I’m sure that you have noticed that there has been a surge in interest in Ethanol as an alternative to regular fuel, especially in the USA. Bill Gates invested the better part of $40m in ethanol production and distribution; this month in SHELBY the town Planning Board granted site plan approval and issued a special use permit to Western New York Energy LLC on Monday, paving the way for construction of a major ethanol plant.

There seem to be ethanol plants going up all over the place. I can’t help but feel a little nostalgic – after all, when Henry Ford started out his cars were designed to run on ethanol (oil hadn’t really made it onto the scene by then) and in fact he invested considerable sums in ethanol production and distribution. It was only the bully boy tactics of the new oil barons that made petrol and petro diesel the no. 1 fuels in the market.

Nostalgic though I am, I have to also admit to being a skeptic. I mean why ethanol and not biodiesel? After all biodiesel recycles used oil that would otherwise end up in landfill into useable clean fuel. Better yet it’s simple for anyone to make biodiesel, with very basic equipment and instructions.

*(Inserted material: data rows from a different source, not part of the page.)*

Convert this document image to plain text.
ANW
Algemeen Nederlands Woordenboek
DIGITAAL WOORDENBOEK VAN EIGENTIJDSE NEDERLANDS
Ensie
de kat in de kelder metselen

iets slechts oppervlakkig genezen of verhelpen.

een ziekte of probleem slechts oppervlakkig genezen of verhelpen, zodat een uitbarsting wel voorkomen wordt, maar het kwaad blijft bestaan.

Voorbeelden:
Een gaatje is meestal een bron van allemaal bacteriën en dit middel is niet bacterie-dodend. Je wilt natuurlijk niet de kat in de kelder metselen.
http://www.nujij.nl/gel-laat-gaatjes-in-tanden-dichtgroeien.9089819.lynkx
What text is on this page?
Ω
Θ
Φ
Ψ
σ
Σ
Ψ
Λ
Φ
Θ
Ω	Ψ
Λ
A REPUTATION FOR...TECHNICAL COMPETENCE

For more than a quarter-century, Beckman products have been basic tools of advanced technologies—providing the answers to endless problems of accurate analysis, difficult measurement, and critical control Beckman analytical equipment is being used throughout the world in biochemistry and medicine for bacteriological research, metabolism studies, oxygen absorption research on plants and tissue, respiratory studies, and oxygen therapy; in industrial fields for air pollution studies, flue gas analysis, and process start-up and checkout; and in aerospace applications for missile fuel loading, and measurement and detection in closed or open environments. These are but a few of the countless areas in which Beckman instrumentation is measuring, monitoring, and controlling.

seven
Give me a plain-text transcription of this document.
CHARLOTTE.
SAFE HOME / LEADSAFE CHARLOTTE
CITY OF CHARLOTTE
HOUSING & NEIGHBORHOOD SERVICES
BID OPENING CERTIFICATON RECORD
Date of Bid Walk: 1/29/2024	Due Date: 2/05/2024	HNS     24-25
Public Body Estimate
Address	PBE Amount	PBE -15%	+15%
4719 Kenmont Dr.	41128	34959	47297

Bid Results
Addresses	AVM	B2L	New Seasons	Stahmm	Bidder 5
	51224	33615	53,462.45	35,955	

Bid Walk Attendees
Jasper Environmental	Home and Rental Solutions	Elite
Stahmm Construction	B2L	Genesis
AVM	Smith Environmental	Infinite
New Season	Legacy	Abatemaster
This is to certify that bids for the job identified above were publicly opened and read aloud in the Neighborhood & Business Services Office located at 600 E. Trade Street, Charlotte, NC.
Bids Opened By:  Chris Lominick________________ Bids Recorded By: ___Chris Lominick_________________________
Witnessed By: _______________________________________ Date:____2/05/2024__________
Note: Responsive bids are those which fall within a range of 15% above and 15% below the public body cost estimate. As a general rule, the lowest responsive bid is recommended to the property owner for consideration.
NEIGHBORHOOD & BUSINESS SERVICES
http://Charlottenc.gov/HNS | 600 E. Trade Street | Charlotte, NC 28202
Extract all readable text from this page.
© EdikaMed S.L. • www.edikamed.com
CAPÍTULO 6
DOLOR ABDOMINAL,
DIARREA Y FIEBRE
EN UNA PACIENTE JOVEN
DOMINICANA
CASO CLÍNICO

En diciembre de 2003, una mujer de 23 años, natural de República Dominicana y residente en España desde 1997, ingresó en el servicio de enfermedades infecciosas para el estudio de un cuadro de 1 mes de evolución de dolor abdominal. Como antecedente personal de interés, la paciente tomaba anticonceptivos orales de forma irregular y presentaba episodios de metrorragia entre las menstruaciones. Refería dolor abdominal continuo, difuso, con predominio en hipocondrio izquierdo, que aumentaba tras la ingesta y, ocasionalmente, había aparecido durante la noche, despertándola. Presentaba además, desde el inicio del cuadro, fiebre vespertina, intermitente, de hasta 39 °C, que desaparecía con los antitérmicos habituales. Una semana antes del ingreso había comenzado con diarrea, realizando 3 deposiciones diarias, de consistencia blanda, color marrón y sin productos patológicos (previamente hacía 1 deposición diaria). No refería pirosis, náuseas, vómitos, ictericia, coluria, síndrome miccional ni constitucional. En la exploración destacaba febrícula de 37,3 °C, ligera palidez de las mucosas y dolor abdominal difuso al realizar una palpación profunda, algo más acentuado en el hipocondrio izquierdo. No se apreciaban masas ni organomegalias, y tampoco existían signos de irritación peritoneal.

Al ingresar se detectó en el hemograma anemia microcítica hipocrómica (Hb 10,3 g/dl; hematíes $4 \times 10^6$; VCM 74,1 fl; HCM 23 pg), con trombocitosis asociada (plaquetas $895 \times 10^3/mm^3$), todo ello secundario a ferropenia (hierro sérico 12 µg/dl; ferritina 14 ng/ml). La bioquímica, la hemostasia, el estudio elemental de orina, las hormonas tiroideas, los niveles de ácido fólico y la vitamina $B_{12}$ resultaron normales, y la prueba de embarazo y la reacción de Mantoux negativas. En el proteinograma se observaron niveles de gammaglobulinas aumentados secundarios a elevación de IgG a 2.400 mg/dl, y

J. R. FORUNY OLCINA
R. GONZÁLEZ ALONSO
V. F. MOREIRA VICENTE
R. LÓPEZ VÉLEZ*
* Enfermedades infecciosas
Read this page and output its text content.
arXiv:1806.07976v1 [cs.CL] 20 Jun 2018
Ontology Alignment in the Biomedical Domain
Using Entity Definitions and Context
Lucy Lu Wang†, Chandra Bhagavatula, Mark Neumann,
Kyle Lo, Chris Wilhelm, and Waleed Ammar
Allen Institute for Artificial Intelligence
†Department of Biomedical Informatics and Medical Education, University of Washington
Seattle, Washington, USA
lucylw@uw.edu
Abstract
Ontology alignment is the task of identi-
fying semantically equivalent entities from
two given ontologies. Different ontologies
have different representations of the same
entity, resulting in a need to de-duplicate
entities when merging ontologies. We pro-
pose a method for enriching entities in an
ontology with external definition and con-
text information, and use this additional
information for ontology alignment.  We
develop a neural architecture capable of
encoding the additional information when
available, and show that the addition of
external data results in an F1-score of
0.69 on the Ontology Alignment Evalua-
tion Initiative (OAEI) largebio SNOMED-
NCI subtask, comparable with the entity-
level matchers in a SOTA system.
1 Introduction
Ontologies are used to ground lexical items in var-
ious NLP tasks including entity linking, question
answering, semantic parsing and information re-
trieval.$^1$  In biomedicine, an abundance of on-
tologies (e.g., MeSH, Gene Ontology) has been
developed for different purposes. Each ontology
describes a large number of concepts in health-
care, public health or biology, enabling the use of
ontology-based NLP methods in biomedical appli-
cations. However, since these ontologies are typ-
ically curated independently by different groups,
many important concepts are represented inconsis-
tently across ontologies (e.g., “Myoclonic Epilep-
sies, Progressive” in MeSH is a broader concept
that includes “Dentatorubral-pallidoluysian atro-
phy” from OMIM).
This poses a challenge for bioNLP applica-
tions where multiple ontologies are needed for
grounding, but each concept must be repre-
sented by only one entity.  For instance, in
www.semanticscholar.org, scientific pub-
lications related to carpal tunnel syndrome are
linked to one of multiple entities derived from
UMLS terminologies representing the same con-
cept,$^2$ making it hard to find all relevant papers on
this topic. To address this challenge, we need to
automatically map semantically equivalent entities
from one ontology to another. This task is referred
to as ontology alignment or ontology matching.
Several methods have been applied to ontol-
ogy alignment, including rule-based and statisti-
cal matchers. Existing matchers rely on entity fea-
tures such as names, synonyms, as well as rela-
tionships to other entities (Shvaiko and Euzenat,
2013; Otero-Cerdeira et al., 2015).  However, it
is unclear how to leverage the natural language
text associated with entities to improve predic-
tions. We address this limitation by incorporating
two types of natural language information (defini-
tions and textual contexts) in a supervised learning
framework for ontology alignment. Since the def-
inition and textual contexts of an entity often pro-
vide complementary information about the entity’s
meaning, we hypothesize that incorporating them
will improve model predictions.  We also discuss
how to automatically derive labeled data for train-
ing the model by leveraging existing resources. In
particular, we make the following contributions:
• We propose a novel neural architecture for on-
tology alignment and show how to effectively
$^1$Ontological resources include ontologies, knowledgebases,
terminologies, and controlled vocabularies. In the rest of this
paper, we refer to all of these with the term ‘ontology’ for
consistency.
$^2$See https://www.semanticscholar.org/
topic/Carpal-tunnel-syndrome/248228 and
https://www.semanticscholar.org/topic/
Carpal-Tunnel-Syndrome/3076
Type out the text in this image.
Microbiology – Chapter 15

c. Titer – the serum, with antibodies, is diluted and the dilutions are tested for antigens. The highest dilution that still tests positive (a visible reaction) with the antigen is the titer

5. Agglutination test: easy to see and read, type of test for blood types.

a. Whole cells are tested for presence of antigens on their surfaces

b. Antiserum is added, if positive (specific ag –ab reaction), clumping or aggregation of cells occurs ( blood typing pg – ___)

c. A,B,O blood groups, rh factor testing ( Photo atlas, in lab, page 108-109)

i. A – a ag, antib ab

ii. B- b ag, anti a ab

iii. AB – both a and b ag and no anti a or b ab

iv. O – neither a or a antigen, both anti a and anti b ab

A recent study, done by researchers at the University of Minnesota and at St. Olaf College in Northfield, Minn., points to the environmental benefits of biodiesel over ethanol (in this case made from corn), stating that ethanol provides 25 percent more energy a gallon than is required for its production, while soybean based biodiesel generates 93 percent more energy.
The study also identified that ethanol, in its production and consumption, reduces greenhouse gas emissions by 12 percent, compared with fossil fuels; however biodiesel, they found, reduces such emissions by 41 percent, compared with fossil fuels.

Moreover the study acknowledged that in order to produce a sufficient quantity of ethanol from crops like corn, food production would inevitably be compromised. On the other hand oil rich crops like jatropha will happily grow in marginal soil not suitable for other forms of agriculture.
So it begs the question again - why ethanol? Could it possibly be that in most parts of the civilized world you need a government license to run a still to produce any kind of alcohol?

It’s possible to make biodiesel at home with little more than a soda bottle, and some basic hardware store chemicals - but to make ethanol you need a still and thus a license, you're traceable and if unlicensed you are committing a criminal offence. Could it be that governments prefer a fuel that they can more tightly control, and tax?

As we work towards a greener, more sustainable future it's equally important that we choose the right kinds of fuels and for the right reasons.